As employer pensions go the way of the dodo, the responsibility for investing retirement funds is being dropped onto the shoulders of individual workers. Of course, not everyone is comfortable with the idea of betting his future on his ability to pick the right investments. If you know nothing about investing and don't care to learn, but want to be sure that your retirement savings will be sufficient unto the day, consider adopting one of the following strategies.

Target date funds

The target date fund is a fairly new retirement investing option. The concept is simple: you decide roughly when you plan to retire, then pick a target date fund that matches that year. For example, if you plan to retire sometime around the year 2035, you'd look for a target date fund with the year 2035 in its name. Once you find the right fund, all you need to do is deposit your contributions and the fund manager will take care of the rest: picking your investments, shifting the allocations as you age to less risky investments, rebalancing investments to keep your chosen allocations between types of investments, and so on.

Stock chart with prices

Image source: Getty images.

Index funds and ETFs

If you don't have access to a target date fund or prefer a bit more control over your retirement investments, then an index fund or ETF is the way to go. These investments seek to track the performance of a particular stock or bond index so that as the index climbs or falls, so will the fund. Index funds have several advantages over traditional, actively managed funds: there is no need for a high-priced investment expert to pick the fund's investments, since the index does it for them; transactions are typically far lower in an index fund, meaning you pay a lot less in transaction fees; and because index funds inherently use a buy and hold strategy rather than a timing strategy, they tend to outperform actively managed funds.

Stocks versus bonds

If you choose an index fund or ETF rather than a target date fund, you'll have one extra decision to make: how much you want to invest in stocks versus bonds. For retirement investments, the accepted approach is to subtract your age from 110 and put that percentage of your investments in stocks, with the remainder in bonds. For example, if you're 40 years old, you'd subtract 40 from 110 and get a result of 70. That tells you that you need to put 70% of your investments in stocks and the other 30% in bonds. Now you can simply buy one stock index fund and one bond index fund and allocate your contributions according to the above formula.
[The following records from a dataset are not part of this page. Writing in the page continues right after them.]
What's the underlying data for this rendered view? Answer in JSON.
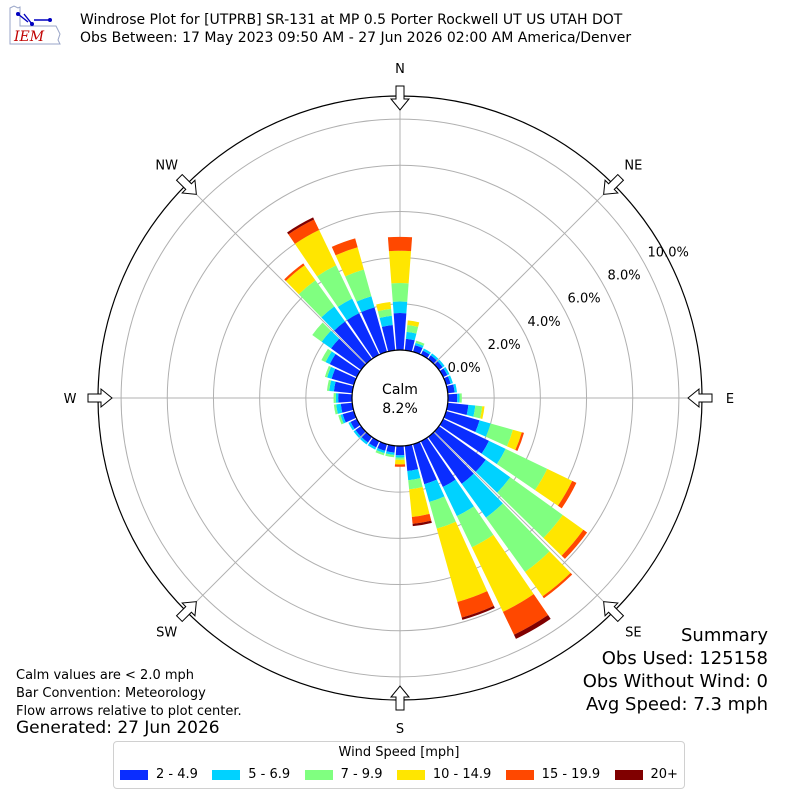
{
  "header": {
    "logo_text": "IEM",
    "title_line1": "Windrose Plot for [UTPRB] SR-131 at MP 0.5 Porter Rockwell UT US UTAH DOT",
    "title_line2": "Obs Between: 17 May 2023 09:50 AM - 27 Jun 2026 02:00 AM America/Denver"
  },
  "summary": {
    "title": "Summary",
    "obs_used": "Obs Used: 125158",
    "obs_without_wind": "Obs Without Wind: 0",
    "avg_speed": "Avg Speed: 7.3 mph"
  },
  "notes": {
    "line1": "Calm values are < 2.0 mph",
    "line2": "Bar Convention: Meteorology",
    "line3": "Flow arrows relative to plot center."
  },
  "generated": "Generated: 27 Jun 2026",
  "legend": {
    "title": "Wind Speed [mph]",
    "items": [
      {
        "label": "2 - 4.9",
        "color": "#0a2dff"
      },
      {
        "label": "5 - 6.9",
        "color": "#00d2ff"
      },
      {
        "label": "7 - 9.9",
        "color": "#80ff80"
      },
      {
        "label": "10 - 14.9",
        "color": "#ffe600"
      },
      {
        "label": "15 - 19.9",
        "color": "#ff4800"
      },
      {
        "label": "20+",
        "color": "#800000"
      }
    ]
  },
  "chart_data": {
    "type": "windrose",
    "calm_label": "Calm",
    "calm_value": "8.2%",
    "directions": [
      "N",
      "NE",
      "E",
      "SE",
      "S",
      "SW",
      "W",
      "NW"
    ],
    "radial_ticks": [
      "0.0%",
      "2.0%",
      "4.0%",
      "6.0%",
      "8.0%",
      "10.0%"
    ],
    "rmax": 11.0,
    "bin_colors": [
      "#0a2dff",
      "#00d2ff",
      "#80ff80",
      "#ffe600",
      "#ff4800",
      "#800000"
    ],
    "sectors_deg": [
      0,
      10,
      20,
      30,
      40,
      50,
      60,
      70,
      80,
      90,
      100,
      110,
      120,
      130,
      140,
      150,
      160,
      170,
      180,
      190,
      200,
      210,
      220,
      230,
      240,
      250,
      260,
      270,
      280,
      290,
      300,
      310,
      320,
      330,
      340,
      350
    ],
    "sector_values": [
      [
        1.6,
        0.5,
        0.8,
        1.4,
        0.6,
        0.0
      ],
      [
        0.5,
        0.3,
        0.3,
        0.2,
        0.0,
        0.0
      ],
      [
        0.3,
        0.1,
        0.1,
        0.0,
        0.0,
        0.0
      ],
      [
        0.2,
        0.1,
        0.0,
        0.0,
        0.0,
        0.0
      ],
      [
        0.2,
        0.1,
        0.0,
        0.0,
        0.0,
        0.0
      ],
      [
        0.2,
        0.1,
        0.0,
        0.0,
        0.0,
        0.0
      ],
      [
        0.2,
        0.1,
        0.0,
        0.0,
        0.0,
        0.0
      ],
      [
        0.2,
        0.1,
        0.0,
        0.0,
        0.0,
        0.0
      ],
      [
        0.3,
        0.1,
        0.0,
        0.0,
        0.0,
        0.0
      ],
      [
        0.4,
        0.1,
        0.1,
        0.0,
        0.0,
        0.0
      ],
      [
        0.9,
        0.3,
        0.3,
        0.1,
        0.0,
        0.0
      ],
      [
        1.5,
        0.5,
        1.0,
        0.4,
        0.1,
        0.0
      ],
      [
        2.2,
        0.8,
        2.0,
        1.2,
        0.2,
        0.0
      ],
      [
        2.5,
        1.3,
        2.8,
        1.1,
        0.2,
        0.0
      ],
      [
        2.5,
        1.8,
        2.9,
        1.3,
        0.1,
        0.0
      ],
      [
        2.2,
        1.4,
        1.5,
        3.1,
        1.1,
        0.2
      ],
      [
        1.8,
        0.8,
        1.2,
        3.3,
        0.7,
        0.1
      ],
      [
        1.1,
        0.4,
        0.4,
        1.2,
        0.3,
        0.1
      ],
      [
        0.4,
        0.1,
        0.1,
        0.2,
        0.1,
        0.0
      ],
      [
        0.3,
        0.1,
        0.1,
        0.0,
        0.0,
        0.0
      ],
      [
        0.3,
        0.1,
        0.1,
        0.0,
        0.0,
        0.0
      ],
      [
        0.3,
        0.1,
        0.0,
        0.0,
        0.0,
        0.0
      ],
      [
        0.3,
        0.1,
        0.0,
        0.0,
        0.0,
        0.0
      ],
      [
        0.3,
        0.1,
        0.0,
        0.0,
        0.0,
        0.0
      ],
      [
        0.3,
        0.1,
        0.0,
        0.0,
        0.0,
        0.0
      ],
      [
        0.5,
        0.1,
        0.1,
        0.0,
        0.0,
        0.0
      ],
      [
        0.5,
        0.2,
        0.1,
        0.0,
        0.0,
        0.0
      ],
      [
        0.6,
        0.1,
        0.1,
        0.0,
        0.0,
        0.0
      ],
      [
        0.8,
        0.2,
        0.1,
        0.0,
        0.0,
        0.0
      ],
      [
        1.0,
        0.2,
        0.1,
        0.0,
        0.0,
        0.0
      ],
      [
        1.3,
        0.2,
        0.2,
        0.0,
        0.0,
        0.0
      ],
      [
        1.6,
        0.5,
        0.5,
        0.0,
        0.0,
        0.0
      ],
      [
        2.0,
        0.8,
        1.4,
        0.8,
        0.1,
        0.0
      ],
      [
        2.0,
        0.7,
        1.6,
        1.7,
        0.5,
        0.1
      ],
      [
        2.0,
        0.5,
        1.2,
        1.0,
        0.4,
        0.0
      ],
      [
        1.1,
        0.4,
        0.3,
        0.3,
        0.0,
        0.0
      ]
    ]
  }
}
Adjusting your allocations

As the above formula implies, you'll need to adjust your percentage of stock and bond investments as you get older. You'll also need to reallocate as your balances shift over time thanks to the performance of your investments (unless you have a target date fund; this is something your fund would do for you).

For example, let's say you chose to put 70% of your contributions in stocks and the other 30% in bonds. The stock market prospered during the following year, while bonds dropped in value. If you come back and look at your investments one year later, you'd probably find that your allocations had shifted due to the performance of those stock and bond markets: you might now find that your retirement savings account has 74% of its value in stocks and 26% in bonds. Thus, in order to keep your retirement investments balanced correctly, you'll need to go back once a year and readjust your holdings.

In the above example, you'd sell some of your stocks and use the funds to buy more bonds. This would also be a great time to shift your allocations according to the 110 minus your age formula. Since you'd probably gotten a year older during last year, you'd want to shift your balances to 69% stocks and 31% bonds.

Getting the returns you want

If you've done your retirement homework, you have a pretty good idea of how much money you need to have to fund the retirement you want and therefore how much of a return you need to get on your retirement contributions. That's something else you'll want to review at the time you do your annual reallocating. If your contribution rate is based on the idea that your retirement investments will earn an 8% annual return and you realize that over the last few years, your investments have only earned 6%, you should consider changing funds.

One factor that can have considerable impact on your returns is fees: these can vary widely between different funds and ETFs, so compare the fees before choosing a fund -- and check them again every year to make sure they haven't shot up in the meantime.

Note that over short spans of time, the stock market can fluctuate dramatically, so don't base your performance concerns just on the fund's returns. Rather, compare your fund's performance to the performance of the market as a whole. If your fund has been significantly underperforming the market for the past few years, it's definitely time to consider a change.